Matta todo lo cuenta siempre como una serie de azares debido justamente a su ingenuidad de niño chileno. Lleva dos años sin dibujar planos y maquetas de arquitectos, pero ya expone con Miró, con Dalí, Tanguy y Sage que pintan, como él, paisajes interiores, formas informes, pedazos de memoria sin rostros que son y no son del todo paisajes. Aunque los cuadros de Matta, a diferencia de los de Tanguy o Sage, están llenos de color y barbarie, llenos de tensión y nervios.
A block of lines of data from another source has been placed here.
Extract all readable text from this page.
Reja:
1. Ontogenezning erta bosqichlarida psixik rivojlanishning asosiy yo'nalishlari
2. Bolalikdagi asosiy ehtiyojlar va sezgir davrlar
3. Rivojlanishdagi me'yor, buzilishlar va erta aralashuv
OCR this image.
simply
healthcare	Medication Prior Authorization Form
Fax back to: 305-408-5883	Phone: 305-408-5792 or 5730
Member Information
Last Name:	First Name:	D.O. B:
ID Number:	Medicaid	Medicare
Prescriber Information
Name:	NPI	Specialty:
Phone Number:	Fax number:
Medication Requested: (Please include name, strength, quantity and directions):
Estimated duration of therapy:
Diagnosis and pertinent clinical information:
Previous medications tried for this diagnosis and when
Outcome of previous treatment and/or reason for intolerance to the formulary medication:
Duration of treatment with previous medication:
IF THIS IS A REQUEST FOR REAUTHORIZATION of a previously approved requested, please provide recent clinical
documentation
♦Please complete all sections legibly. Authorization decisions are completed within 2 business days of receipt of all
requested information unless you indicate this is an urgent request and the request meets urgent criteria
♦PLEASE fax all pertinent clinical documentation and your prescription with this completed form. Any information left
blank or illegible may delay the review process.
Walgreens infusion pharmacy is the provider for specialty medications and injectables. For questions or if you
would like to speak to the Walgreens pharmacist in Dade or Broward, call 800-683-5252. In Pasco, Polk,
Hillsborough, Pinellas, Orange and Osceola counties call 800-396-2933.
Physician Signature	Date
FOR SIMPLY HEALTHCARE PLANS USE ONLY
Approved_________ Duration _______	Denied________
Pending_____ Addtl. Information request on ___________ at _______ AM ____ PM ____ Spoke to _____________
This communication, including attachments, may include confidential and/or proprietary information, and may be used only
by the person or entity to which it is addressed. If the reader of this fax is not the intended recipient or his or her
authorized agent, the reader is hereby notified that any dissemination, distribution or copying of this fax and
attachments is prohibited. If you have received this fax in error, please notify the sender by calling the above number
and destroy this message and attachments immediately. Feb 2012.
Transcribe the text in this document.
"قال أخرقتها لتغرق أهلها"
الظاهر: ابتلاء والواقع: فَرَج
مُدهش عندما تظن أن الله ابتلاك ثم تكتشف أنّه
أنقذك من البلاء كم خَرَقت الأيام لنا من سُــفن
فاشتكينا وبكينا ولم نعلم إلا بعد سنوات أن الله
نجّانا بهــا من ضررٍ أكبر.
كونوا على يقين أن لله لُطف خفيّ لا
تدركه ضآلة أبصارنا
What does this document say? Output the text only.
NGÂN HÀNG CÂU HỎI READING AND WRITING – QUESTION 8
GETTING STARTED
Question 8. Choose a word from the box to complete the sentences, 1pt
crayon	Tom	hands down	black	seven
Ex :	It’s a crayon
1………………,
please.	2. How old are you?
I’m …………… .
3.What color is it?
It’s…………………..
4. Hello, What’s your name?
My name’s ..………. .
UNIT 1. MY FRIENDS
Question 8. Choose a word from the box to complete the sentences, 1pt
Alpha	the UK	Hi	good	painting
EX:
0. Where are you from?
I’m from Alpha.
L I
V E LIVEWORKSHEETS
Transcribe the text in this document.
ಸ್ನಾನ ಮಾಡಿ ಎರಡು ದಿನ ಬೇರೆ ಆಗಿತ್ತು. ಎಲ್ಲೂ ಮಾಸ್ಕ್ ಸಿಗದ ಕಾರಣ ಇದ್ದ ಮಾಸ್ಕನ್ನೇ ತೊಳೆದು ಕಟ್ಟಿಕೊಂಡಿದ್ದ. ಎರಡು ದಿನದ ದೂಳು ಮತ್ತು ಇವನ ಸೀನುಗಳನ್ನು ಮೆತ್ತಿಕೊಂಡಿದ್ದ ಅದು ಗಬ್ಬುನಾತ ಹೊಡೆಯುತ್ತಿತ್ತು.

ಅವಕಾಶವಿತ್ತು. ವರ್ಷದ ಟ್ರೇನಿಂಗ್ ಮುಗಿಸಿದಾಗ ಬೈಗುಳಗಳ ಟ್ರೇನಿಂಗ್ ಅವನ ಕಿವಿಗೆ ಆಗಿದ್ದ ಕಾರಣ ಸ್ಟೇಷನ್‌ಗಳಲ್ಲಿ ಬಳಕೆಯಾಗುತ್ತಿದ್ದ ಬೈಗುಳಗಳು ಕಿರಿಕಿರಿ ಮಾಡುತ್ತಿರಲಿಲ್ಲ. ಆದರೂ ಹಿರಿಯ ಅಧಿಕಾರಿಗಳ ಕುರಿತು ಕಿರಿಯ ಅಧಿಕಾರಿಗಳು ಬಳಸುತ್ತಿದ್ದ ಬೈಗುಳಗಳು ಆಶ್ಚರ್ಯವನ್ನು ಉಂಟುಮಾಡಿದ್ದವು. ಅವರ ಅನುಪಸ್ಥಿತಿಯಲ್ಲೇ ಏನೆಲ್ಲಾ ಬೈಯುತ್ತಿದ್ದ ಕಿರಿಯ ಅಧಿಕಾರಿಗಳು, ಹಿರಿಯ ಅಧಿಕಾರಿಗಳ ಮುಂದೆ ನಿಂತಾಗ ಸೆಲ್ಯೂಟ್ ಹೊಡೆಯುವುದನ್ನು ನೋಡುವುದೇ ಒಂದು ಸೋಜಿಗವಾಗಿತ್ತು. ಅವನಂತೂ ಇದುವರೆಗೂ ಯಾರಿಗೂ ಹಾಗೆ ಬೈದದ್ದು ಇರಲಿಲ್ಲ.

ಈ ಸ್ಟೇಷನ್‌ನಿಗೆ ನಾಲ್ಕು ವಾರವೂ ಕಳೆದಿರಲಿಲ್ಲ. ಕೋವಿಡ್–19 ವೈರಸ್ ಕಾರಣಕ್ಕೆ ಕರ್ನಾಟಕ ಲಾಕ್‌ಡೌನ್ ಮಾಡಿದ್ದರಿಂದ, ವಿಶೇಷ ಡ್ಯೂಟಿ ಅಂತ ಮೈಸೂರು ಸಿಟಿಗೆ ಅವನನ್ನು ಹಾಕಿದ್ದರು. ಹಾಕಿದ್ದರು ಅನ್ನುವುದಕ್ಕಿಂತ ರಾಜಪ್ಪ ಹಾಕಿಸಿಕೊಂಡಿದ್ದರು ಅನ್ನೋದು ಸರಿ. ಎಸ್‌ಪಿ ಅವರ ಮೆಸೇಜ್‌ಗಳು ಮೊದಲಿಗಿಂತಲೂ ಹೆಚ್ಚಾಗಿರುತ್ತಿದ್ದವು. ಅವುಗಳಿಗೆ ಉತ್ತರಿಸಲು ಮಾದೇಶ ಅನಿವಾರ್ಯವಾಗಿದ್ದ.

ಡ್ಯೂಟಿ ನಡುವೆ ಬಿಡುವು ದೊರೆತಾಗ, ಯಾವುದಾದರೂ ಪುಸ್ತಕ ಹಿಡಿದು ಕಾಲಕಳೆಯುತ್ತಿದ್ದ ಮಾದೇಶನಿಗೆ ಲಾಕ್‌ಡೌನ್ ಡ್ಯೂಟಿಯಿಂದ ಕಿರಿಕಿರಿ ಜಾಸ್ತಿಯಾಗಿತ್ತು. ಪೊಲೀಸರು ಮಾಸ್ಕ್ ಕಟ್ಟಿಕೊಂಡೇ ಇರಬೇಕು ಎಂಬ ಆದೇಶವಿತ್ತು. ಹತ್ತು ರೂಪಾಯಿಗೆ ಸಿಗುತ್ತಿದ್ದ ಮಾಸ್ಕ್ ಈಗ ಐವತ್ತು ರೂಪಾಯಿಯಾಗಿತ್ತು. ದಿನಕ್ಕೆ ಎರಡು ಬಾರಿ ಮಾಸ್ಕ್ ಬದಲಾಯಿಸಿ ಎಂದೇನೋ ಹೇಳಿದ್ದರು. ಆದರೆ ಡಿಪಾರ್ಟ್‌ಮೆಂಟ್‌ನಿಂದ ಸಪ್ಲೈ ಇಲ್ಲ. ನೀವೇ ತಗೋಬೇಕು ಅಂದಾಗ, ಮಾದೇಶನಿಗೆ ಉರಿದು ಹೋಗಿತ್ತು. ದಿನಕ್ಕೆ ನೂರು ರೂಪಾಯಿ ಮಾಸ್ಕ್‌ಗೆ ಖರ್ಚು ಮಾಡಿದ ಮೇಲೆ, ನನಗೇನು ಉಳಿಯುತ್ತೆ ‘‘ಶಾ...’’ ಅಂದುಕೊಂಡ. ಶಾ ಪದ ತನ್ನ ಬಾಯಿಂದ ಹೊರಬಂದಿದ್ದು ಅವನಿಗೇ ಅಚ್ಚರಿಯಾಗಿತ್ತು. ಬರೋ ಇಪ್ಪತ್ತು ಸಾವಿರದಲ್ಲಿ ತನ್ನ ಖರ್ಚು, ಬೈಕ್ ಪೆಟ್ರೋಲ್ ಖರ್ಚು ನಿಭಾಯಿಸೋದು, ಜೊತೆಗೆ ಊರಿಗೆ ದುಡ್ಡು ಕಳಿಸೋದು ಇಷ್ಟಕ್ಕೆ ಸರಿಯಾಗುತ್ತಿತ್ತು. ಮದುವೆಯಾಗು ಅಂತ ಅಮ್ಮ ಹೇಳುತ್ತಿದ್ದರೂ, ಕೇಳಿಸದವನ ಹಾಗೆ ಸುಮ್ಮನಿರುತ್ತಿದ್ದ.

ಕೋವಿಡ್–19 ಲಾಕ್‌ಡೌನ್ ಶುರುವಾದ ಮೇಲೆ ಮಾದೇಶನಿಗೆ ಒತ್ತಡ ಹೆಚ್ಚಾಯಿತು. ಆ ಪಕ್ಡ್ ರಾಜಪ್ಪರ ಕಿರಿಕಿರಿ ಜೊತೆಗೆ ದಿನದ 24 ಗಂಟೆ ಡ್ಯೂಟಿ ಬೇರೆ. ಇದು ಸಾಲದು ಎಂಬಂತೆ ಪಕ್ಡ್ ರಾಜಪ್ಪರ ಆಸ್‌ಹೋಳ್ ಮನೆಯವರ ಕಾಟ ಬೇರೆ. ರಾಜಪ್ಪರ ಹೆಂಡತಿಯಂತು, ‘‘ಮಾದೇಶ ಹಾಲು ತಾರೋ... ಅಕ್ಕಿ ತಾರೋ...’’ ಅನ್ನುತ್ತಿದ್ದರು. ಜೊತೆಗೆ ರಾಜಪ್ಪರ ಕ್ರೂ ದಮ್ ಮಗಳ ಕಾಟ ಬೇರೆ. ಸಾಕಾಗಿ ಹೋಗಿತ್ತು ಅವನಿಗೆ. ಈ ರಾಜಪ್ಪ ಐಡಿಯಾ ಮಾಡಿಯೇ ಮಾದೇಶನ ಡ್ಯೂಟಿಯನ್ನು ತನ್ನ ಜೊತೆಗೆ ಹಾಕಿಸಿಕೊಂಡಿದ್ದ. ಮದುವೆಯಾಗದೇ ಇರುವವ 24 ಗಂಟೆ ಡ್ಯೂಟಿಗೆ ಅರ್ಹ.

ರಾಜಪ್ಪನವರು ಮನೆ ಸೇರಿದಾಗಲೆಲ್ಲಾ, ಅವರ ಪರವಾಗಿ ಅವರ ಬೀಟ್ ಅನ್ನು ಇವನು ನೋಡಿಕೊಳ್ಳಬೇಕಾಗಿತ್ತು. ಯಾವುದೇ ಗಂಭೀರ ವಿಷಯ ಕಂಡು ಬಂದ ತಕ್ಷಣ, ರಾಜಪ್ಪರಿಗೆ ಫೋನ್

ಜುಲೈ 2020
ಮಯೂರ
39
“Se nota que viene del campo y no de la gran ciudad”, observa el crítico de arte neoyorquino Meyer Schapiro cuando ve por primera vez en la galería Julien Levy los cuadros de Matta. Y era cierto, Matta venía de Chile, es decir, de ninguna parte. Su francés era por lo demás impecable, tan bueno como su inglés, que aprendió con una gobernanta de niño y hablando con sus primos. Los demás surrealistas no salían del francés, su única orgullosa lengua. Así, mientras iban desembarcando los otros miembros del grupo, Matta hizo de traductor de cada uno de los recién llegados.
Matta fue así en ese año 1939 y en el 40 y el 41. A los ojos de los coleccionistas y los amateurs, el surrealismo hecho carne. El hombre que se iba a comer al mundo, como de alguna manera lo advierte el juego de palabras en inglés con que intitula su cuadro de 1942: “Here, Sir Fire, Eat!” Que se podría traducir como: “Aquí, señor Fuego, come!”.
“Matta hizo irrupción en la escena neoyorquina –cuenta el galerista Julien Levy— como si se tratara de un continente negro, del África, donde él se pudiera lanzar en negocios dudosos, seducir a los indígenas y mantener centelleantes desilusiones. Lo desbordaba un optimismo prematuro y una impaciente decepción; creyente ardoroso de todo y sin creer absolutamente en nada”.
The Apples we Know
Los neoyorquinos con los que se encontró Matta primero y el resto de los surrealistas después, querían ser europeos, pero la Francia que admiraban había muerto con la Primera Guerra Mundial.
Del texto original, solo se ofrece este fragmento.